Segundo a Defesa Civil estadual, mais de 3.100 famílias foram afetadas no estado, principalmente em Porto Velho e na região metropolitana, com 1.752 famílias desalojadas e 873 desabrigadas. Outras cidades bastante afetadas são Guajará-Mirim e Nova Mamoré.

“A previsão é que até o fim do mês o nível do rio chegue a 19,45 metros e depois se estabilize”, disse o coordenador de comunicação da Defesa Civil estadual, tenente-coronel bombeiro Demargli da Costa Farias.

O Departamento Nacional de Infraestrutura de Transportes (Dnit) decidiu ontem, por questões de segurança, suspender temporariamente o tráfego na BR-364, que liga o Acre a Rondônia, nos trechos entre os quilômetros 868 e 862 da rodovia, localizados em Rondônia. A interdição se dá devido ao aumento da lâmina d'água sobre a pista, que nessa quinta-feira chegou a 1,40 metro.

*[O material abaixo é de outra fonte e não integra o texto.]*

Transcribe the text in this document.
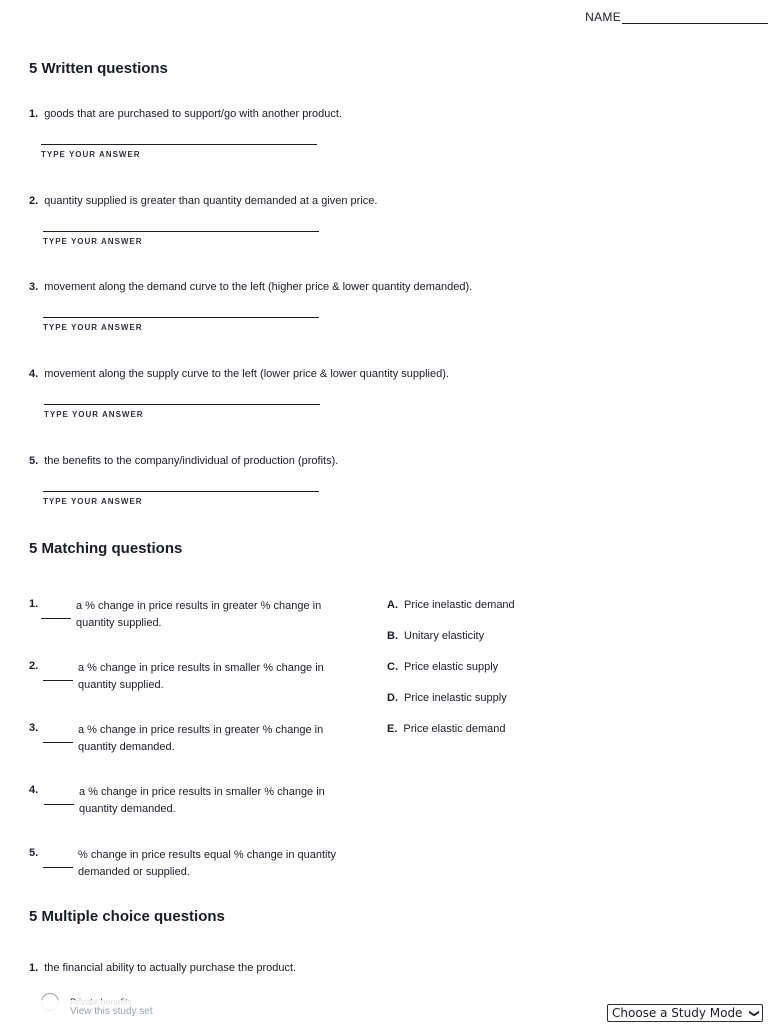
NAME
5 Written questions
1. goods that are purchased to support/go with another product.
TYPE YOUR ANSWER
2. quantity supplied is greater than quantity demanded at a given price.
TYPE YOUR ANSWER
3. movement along the demand curve to the left (higher price & lower quantity demanded).
TYPE YOUR ANSWER
4. movement along the supply curve to the left (lower price & lower quantity supplied).
TYPE YOUR ANSWER
5. the benefits to the company/individual of production (profits).
TYPE YOUR ANSWER
5 Matching questions
1.	a % change in price results in greater % change in quantity supplied.
2.	a % change in price results in smaller % change in quantity supplied.
3.	a % change in price results in greater % change in quantity demanded.
4.	a % change in price results in smaller % change in quantity demanded.
5.	% change in price results equal % change in quantity demanded or supplied.
A. Price inelastic demand
B. Unitary elasticity
C. Price elastic supply
D. Price inelastic supply
E. Price elastic demand
5 Multiple choice questions
1. the financial ability to actually purchase the product.
View this study set	Choose a Study Mode ❯
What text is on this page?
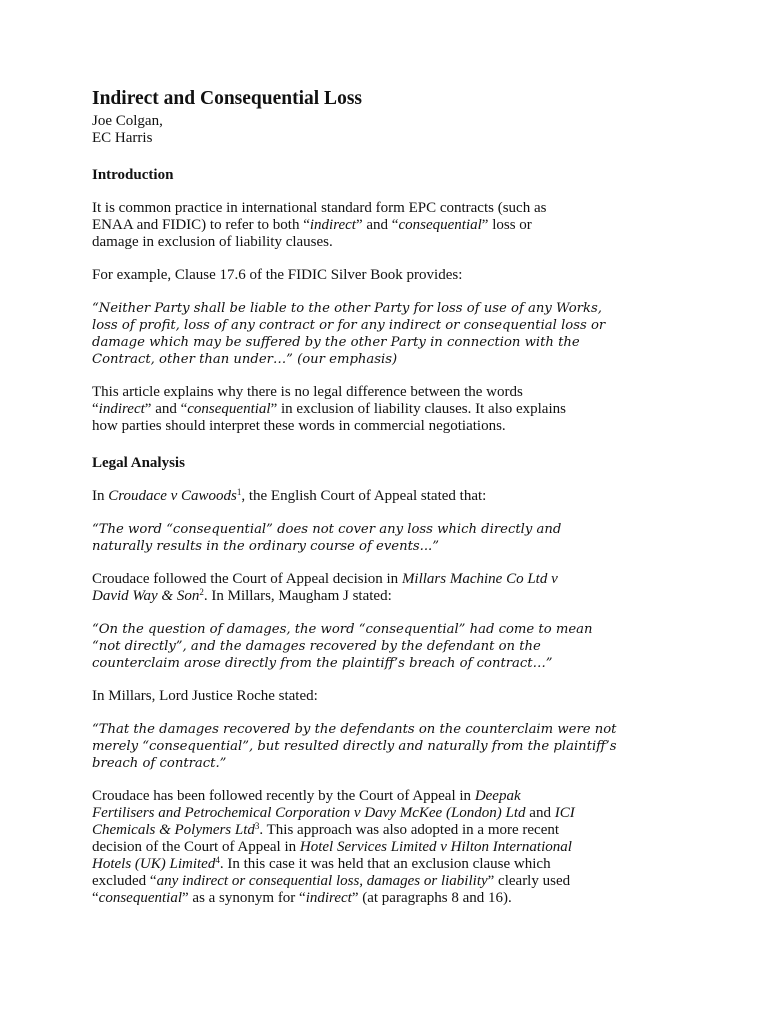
Indirect and Consequential Loss
Joe Colgan,
EC Harris
Introduction

It is common practice in international standard form EPC contracts (such as
ENAA and FIDIC) to refer to both “indirect” and “consequential” loss or
damage in exclusion of liability clauses.

For example, Clause 17.6 of the FIDIC Silver Book provides:

“Neither Party shall be liable to the other Party for loss of use of any Works,
loss of profit, loss of any contract or for any indirect or consequential loss or
damage which may be suffered by the other Party in connection with the
Contract, other than under…” (our emphasis)

This article explains why there is no legal difference between the words
“indirect” and “consequential” in exclusion of liability clauses. It also explains
how parties should interpret these words in commercial negotiations.

Legal Analysis

In Croudace v Cawoods$^1$, the English Court of Appeal stated that:

“The word “consequential” does not cover any loss which directly and
naturally results in the ordinary course of events...”

Croudace followed the Court of Appeal decision in Millars Machine Co Ltd v
David Way & Son$^2$. In Millars, Maugham J stated:

“On the question of damages, the word “consequential” had come to mean
“not directly”, and the damages recovered by the defendant on the
counterclaim arose directly from the plaintiff’s breach of contract…”

In Millars, Lord Justice Roche stated:

“That the damages recovered by the defendants on the counterclaim were not
merely “consequential”, but resulted directly and naturally from the plaintiff’s
breach of contract.”

Croudace has been followed recently by the Court of Appeal in Deepak
Fertilisers and Petrochemical Corporation v Davy McKee (London) Ltd and ICI
Chemicals & Polymers Ltd$^3$. This approach was also adopted in a more recent
decision of the Court of Appeal in Hotel Services Limited v Hilton International
Hotels (UK) Limited$^4$. In this case it was held that an exclusion clause which
excluded “any indirect or consequential loss, damages or liability” clearly used
“consequential” as a synonym for “indirect” (at paragraphs 8 and 16).
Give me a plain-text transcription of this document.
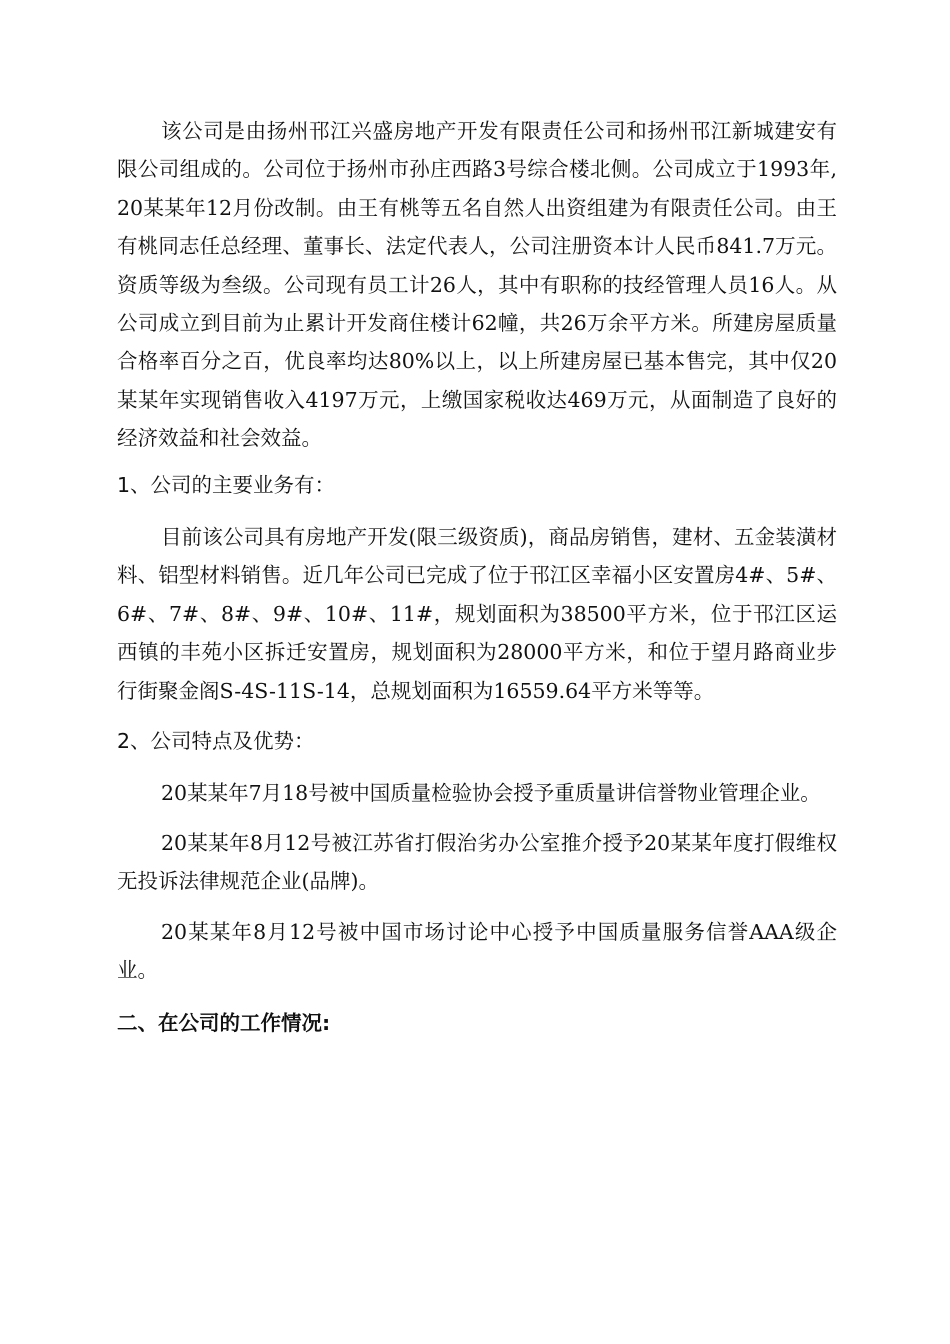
该公司是由扬州邗江兴盛房地产开发有限责任公司和扬州邗江新城建安有限公司组成的。公司位于扬州市孙庄西路3号综合楼北侧。公司成立于1993年,20某某年12月份改制。由王有桃等五名自然人出资组建为有限责任公司。由王有桃同志任总经理、董事长、法定代表人，公司注册资本计人民币841.7万元。资质等级为叁级。公司现有员工计26人，其中有职称的技经管理人员16人。从公司成立到目前为止累计开发商住楼计62幢，共26万余平方米。所建房屋质量合格率百分之百，优良率均达80%以上，以上所建房屋已基本售完，其中仅20某某年实现销售收入4197万元，上缴国家税收达469万元，从面制造了良好的经济效益和社会效益。

1、公司的主要业务有：

目前该公司具有房地产开发(限三级资质)，商品房销售，建材、五金装潢材料、铝型材料销售。近几年公司已完成了位于邗江区幸福小区安置房4#、5#、6#、7#、8#、9#、10#、11#，规划面积为38500平方米，位于邗江区运西镇的丰苑小区拆迁安置房，规划面积为28000平方米，和位于望月路商业步行街聚金阁S-4S-11S-14，总规划面积为16559.64平方米等等。

2、公司特点及优势：

20某某年7月18号被中国质量检验协会授予重质量讲信誉物业管理企业。

20某某年8月12号被江苏省打假治劣办公室推介授予20某某年度打假维权无投诉法律规范企业(品牌)。

20某某年8月12号被中国市场讨论中心授予中国质量服务信誉AAA级企业。

二、在公司的工作情况:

Após reunião ontem com o governador de Rondônia, Confúcio Moura, o governador do Acre, Tião Viana, disse que os dois estados vivem um momento muito delicado. “A estrada [BR-364] está interrompida e só voltará a permitir a trafegabilidade quando houver um acesso por balsa em dois trechos críticos: na região de Jaci-Paraná, em torno de 2,5 quilômetros, e outro na Velha Mutum, que apresenta um trecho de 16 quilômetros inundados”, disse Viana.

O governador acrescentou que, na reunião, foram tratadas todas as alternativas para manter a região do oeste rondoniense e do Acre abastecida. “O prejuízo estimado pela prefeitura [de Porto Velho] e pelo governador de Rondônia já é mais de R$ 1 bilhão. O Rio Madeira segue enchendo e, na última medição, estava em 19,35 metros, quando o limite estimado pelo governador Confúcio Moura era 19,20 metros. Ou seja, estamos além dos limites de expectativa deles”, completou.

Em visita a Rio Branco, capital do Acre, na tarde de sábado (15), a presidenta Dilma Rousseff disse que a construção de uma ponte sobre o Rio Madeira vai ligar o Acre a Rondônia. A única via terrestre que liga os estados castigados pelas cheias é a BR-364, que há quase um mês está parcialmente bloqueada porque a cheia do rio inundou partes da rodovia.